Soloway, who has written and acted in the show, said Transparent tells an unusual story that deviates from normative television. “It’s different when a parent is trans, as opposed to… where the culture is right now, it’s a little bit, almost, more accepting and we understand when somebody is young and is facing this,” Soloway said. “There’s such a struggle. There’s such a struggle and there’s such a privacy and there’s such a world that entombs you, and the sense of shame holds you in place, in your appearance.”

According to Soloway, that sense of shame comes from a cultural pressure to appear fully female, in accordance with toxic cultural and societal standards. “Women who transition, or who are feeling this transition and don’t want to go for the ‘femme’ …trying to pass. Really just trying to pass as a woman is a huge thing, and Jeffrey Tambour, as a man, we were doing flashbacks, and there are a lot of similarities to our parent, physically. It felt right,” Soloway said. “My parent is tall. That’s… that’s what our culture has to get better at. ‘Oh, look at how she passes, look at that, she looks great!’ and then there are trans women who just want to express themselves and just be themselves.”

Nationally, progress has been made on trans issues, at least in the public sphere, with speeches such as Defense Secretary Ash Carter’s DNC speech saying transgender troops can now serve in the military. According to Soloway, personal, one-on-one interactions are the next step. “People struggling with this,” she said. “‘I don’t understand! Tell me, I don’t understand!
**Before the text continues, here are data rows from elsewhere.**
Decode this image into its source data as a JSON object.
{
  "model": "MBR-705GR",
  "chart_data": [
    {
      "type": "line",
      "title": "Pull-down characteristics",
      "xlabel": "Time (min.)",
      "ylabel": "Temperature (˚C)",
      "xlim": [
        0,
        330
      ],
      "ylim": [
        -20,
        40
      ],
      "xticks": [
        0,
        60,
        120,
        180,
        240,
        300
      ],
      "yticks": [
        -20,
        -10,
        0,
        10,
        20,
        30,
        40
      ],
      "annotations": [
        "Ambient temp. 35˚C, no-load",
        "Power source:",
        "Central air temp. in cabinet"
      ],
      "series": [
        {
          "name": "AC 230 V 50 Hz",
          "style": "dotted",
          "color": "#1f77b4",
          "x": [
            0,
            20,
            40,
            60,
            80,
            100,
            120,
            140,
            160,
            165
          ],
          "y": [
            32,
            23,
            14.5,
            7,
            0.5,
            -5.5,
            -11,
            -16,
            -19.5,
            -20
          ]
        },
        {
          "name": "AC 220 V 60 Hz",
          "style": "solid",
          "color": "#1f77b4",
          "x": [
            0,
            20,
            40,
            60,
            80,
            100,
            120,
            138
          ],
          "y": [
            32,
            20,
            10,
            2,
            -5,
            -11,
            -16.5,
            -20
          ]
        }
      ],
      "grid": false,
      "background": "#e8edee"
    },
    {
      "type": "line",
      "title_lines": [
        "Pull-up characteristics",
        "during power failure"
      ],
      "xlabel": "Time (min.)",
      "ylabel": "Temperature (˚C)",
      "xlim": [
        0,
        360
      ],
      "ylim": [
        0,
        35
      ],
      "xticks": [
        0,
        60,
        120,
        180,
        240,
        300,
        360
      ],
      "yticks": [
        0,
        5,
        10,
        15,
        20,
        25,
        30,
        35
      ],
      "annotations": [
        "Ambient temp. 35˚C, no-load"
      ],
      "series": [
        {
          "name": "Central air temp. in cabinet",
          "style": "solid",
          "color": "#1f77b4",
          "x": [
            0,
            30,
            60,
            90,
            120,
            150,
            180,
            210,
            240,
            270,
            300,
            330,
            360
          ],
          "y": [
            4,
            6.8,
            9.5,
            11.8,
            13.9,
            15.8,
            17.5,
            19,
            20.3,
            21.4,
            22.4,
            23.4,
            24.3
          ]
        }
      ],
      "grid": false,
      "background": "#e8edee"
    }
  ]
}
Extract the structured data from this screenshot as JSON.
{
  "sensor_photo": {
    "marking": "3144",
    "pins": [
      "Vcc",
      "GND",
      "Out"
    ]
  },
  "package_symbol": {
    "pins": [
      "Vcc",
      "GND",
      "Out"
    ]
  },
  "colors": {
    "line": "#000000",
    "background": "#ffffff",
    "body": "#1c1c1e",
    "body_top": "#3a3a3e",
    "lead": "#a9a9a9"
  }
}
I can’t switch it up in my head!! That’s the next level.”

Here in Massachusetts, where Soloway lives, legislation recently passed that prevents discrimination against transgender individuals in public spaces, including movie theatres, courtrooms, locker rooms,and bathrooms. “It’s a huge deal,” Soloway said. “It’s the most basic right to your privacy to go to the bathroom. If it weren’t for bathrooms, this would not be an issue. If it weren’t for having to be naked with people in locker rooms—which is weird anyway— this wouldn’t be an issue. It’s so interesting that it’s about the right to go to the bathroom that has brought the entire trans movement to what it is. Think about it. It’s about the friggin bathrooms.It’s anxiety-inducing for trans people, it’s beyond anything that we can relate to. It’s very important.”

While her sister Jill took the Hollywood route, Soloway spent most of her life in improv troupes, including Second City in Chicago and Urban Improv, working alongside comics like Jane Lynch and Stephen Colbert. “We have very different interests,” she said. “I was very musical, musical theatre, musical comedy, Jill was ready to write her movie and write, write, write.” Soloway’s passion for musical theatre is illustrated in several “schlock operas” including The F Word and Jesus Has Two Mommies.

Soloway’s next step is to combine her love of musical theater with the story of Transparent, with Transparent, The Musical. “You guys have heard it first,” she said. “That would be my baby.”

Soloway will preview the first draft song from the upcoming musical at a fundraiser for Voices United Wednesday evening at Club Passim in Cambridge, in two shows: 7pm and 9:30pm. Backed by the Butterfly Music Transgender Chorus, Soloway will perform songs from her musical theatre repertoire.